Les bonbons en grande surface sont souvent critiqués pour leur manque de valeur nutritionnelle. Remplis de calories vides, ils contiennent une quantité alarmante de sucre ainsi que divers additifs. Malgré cela, les marques nous séduisent grâce à leurs couleurs séduisantes et leurs saveurs uniques. Les adultes ne sont pas les seuls à en consommer, les enfants en raffolent aussi.
Les bonbons à éviter
Le Dr Jean-Michel Cohen a analysé les bonbons les plus populaires pour déterminer les options les moins nocives. En tête de liste des bonbons à fuir, on retrouve les Flexi-Fizz de Lutti, qui mélangent sirop de glucose-fructose et huile de palme. Les Scoubi-Fizz, plus riches en colorants, sont également mal notés. Les bonbons Maoam, contenant du sirop de sorbitol, sont à éviter, surtout pour les enfants.
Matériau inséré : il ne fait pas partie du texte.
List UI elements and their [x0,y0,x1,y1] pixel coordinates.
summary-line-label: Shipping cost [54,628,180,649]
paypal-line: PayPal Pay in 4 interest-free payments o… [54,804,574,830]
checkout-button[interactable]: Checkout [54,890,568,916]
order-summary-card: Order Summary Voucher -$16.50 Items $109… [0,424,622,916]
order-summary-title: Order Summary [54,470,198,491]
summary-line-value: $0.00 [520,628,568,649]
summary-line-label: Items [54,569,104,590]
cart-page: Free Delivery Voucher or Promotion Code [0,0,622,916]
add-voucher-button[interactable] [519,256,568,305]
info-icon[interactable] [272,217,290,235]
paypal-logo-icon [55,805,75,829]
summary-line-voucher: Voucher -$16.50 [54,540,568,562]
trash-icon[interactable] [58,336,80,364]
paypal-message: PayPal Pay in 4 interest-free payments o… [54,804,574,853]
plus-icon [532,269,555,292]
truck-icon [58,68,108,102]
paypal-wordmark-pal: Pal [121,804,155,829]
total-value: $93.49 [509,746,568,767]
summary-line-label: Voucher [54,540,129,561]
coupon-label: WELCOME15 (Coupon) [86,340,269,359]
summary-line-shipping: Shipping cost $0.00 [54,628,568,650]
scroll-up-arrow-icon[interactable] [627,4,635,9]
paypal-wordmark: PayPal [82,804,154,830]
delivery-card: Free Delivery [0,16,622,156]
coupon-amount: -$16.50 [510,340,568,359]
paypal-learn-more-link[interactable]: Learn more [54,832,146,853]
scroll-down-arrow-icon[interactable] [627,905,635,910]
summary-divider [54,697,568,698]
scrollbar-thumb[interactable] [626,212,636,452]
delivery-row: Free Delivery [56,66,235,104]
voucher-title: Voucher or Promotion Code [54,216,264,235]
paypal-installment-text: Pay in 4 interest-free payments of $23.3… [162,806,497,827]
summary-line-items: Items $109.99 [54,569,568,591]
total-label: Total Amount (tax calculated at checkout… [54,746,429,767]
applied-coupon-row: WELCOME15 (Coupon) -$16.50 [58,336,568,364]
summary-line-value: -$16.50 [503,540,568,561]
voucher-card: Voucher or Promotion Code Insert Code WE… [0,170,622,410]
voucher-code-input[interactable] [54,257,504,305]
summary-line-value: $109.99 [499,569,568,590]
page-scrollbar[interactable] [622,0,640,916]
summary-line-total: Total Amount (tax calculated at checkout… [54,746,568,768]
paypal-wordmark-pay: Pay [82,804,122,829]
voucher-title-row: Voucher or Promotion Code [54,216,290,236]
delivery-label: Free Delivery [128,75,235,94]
Les options meilleures pour s'autoriser un plaisir sucré
Dans le top 3 des bonbons moins bourrés de sucres, nous retrouvons :
- Les gélifiés (crocodiles et nounours) qui affichent 15 % de sucre en moins que la moyenne.
- Les Dragibus, avec une composition raisonnable.
- Les fraises Tagada, qui utilisent des colorants à base de fruits.
Étonnamment, le roi des bonbons, d'après le Dr Cohen, est le rouleau à la réglisse, dépourvu de sirop de glucose-fructose et moins calorique (302 kcal/100 g). Cependant, il faut faire attention à la glycyrrhizine présente dans la réglisse, qui peut élever la pression artérielle.
Vers une consommation réfléchie
Il est évident que les bonbons ne feront jamais partie d’un régime équilibré. Pourtant, si l’on souhaite continuer à savourer ces douceurs, il est crucial de faire des choix éclairés. Tous les bonbons ne se valent pas et seules quelques références se distinguent d'un point de vue nutritionnel. Ainsi, la modération s'impose pour profiter de ces petits plaisirs tout en restant vigilant.